At 10 am, only few shops were open for business at Kaneshie.
A shop owner, who gave his name as Allotey Junior, told this paper that since the ban took effect business had plummeted.
“We hardly get about 10 people coming to buy from us on a daily basis. Before the ban, we used to serve over 20 customers a day.”
He noted that because they could no longer import used fridges, they have been forced to reduce the prices of the remaining stock in order to get rid of the appliances.
“A table top fridge, which sells at GH¢ 300, is now going for GH¢250 and GH¢200 while the double door which originally sells at GH¢450 is now selling at GH¢400,” Allotey emphasized.

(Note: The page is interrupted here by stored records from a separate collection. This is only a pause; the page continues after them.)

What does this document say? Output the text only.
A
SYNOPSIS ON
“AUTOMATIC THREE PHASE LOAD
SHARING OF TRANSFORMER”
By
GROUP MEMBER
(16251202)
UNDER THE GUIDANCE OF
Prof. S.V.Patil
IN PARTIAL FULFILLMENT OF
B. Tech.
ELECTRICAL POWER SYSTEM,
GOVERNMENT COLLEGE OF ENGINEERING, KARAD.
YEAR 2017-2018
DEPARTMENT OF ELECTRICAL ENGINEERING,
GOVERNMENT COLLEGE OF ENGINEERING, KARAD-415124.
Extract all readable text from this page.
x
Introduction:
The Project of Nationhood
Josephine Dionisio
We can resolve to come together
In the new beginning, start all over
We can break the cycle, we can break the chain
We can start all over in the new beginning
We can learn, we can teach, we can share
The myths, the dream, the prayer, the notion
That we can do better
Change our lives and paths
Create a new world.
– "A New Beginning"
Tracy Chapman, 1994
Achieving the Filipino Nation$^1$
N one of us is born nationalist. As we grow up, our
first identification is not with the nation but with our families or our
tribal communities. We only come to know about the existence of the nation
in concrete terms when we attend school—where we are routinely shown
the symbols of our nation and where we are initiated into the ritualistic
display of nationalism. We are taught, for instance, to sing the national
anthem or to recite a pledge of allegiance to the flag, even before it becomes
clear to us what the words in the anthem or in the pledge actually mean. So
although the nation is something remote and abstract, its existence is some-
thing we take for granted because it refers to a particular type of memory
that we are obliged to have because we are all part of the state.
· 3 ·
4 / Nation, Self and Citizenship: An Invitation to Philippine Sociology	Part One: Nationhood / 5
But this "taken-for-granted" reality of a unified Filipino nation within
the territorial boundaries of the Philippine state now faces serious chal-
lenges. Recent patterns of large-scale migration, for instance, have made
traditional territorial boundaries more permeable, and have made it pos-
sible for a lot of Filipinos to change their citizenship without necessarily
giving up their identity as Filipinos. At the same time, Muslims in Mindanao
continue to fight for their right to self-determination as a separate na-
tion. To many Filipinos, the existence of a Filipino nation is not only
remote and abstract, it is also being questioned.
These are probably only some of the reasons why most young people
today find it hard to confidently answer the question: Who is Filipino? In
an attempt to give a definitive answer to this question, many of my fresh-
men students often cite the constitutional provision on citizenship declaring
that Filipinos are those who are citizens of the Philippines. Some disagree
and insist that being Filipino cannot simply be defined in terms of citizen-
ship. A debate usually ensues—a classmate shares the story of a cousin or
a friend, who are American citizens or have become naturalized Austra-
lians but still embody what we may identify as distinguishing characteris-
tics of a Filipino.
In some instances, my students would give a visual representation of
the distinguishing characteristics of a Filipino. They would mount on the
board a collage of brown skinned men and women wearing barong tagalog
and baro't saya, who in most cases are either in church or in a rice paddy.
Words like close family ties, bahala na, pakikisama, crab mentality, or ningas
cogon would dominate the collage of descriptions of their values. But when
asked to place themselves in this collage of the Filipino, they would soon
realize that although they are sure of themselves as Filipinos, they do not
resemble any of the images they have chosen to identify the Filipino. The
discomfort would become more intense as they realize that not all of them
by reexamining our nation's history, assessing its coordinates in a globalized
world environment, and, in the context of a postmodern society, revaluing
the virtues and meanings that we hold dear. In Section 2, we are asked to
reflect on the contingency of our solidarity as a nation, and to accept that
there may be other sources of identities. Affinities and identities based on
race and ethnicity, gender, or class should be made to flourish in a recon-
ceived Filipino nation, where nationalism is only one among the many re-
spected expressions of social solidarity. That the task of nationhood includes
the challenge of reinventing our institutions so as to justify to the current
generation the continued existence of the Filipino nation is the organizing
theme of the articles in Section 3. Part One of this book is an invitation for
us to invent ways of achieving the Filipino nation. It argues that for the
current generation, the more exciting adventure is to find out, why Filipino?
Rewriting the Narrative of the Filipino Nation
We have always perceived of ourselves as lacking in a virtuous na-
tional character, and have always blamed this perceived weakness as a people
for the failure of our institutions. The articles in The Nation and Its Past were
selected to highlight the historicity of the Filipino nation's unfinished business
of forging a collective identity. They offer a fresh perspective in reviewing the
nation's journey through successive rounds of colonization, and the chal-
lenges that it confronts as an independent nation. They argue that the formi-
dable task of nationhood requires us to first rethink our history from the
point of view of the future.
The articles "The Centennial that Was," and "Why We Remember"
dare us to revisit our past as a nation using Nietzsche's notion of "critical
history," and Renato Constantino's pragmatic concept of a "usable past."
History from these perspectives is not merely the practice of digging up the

Michael Annan, who shared similar sentiments, added that he would sell other used electronic appliances since the new fridges were expensive.
“The average Ghanaian cannot afford it,” he emphasized.
With government’s commitment of GH¢3 million towards encouraging the purchase of new refrigerators over a three-year pilot rebate and exchange programme, it is hoped that many Ghanaians can afford to buy brand new fridges.
Under the project, consumers, who ‘surrender’ their old refrigerator appliances, will be supported financially to pay part of the cost of a new and efficient one.
Consumers, who opt for higher efficiency refrigerator appliances, will also receive further rebates depending on the level of efficiency of their appliances.
Dr. Alfred Ofosu Ahenkorah, Executive Secretary of the Energy Commission, promoters of the project, noted that the ban would save the nation about $33 million annually.
In an interview with this paper, he emphasized that “it is not our objective to destroy anyone’s business but at the same time the country risks being fined by the international community if we continue to import these harmful appliances.”
He indicated that talks were underway with a leading refrigerator manufacturer, which would set a factory in Ghana.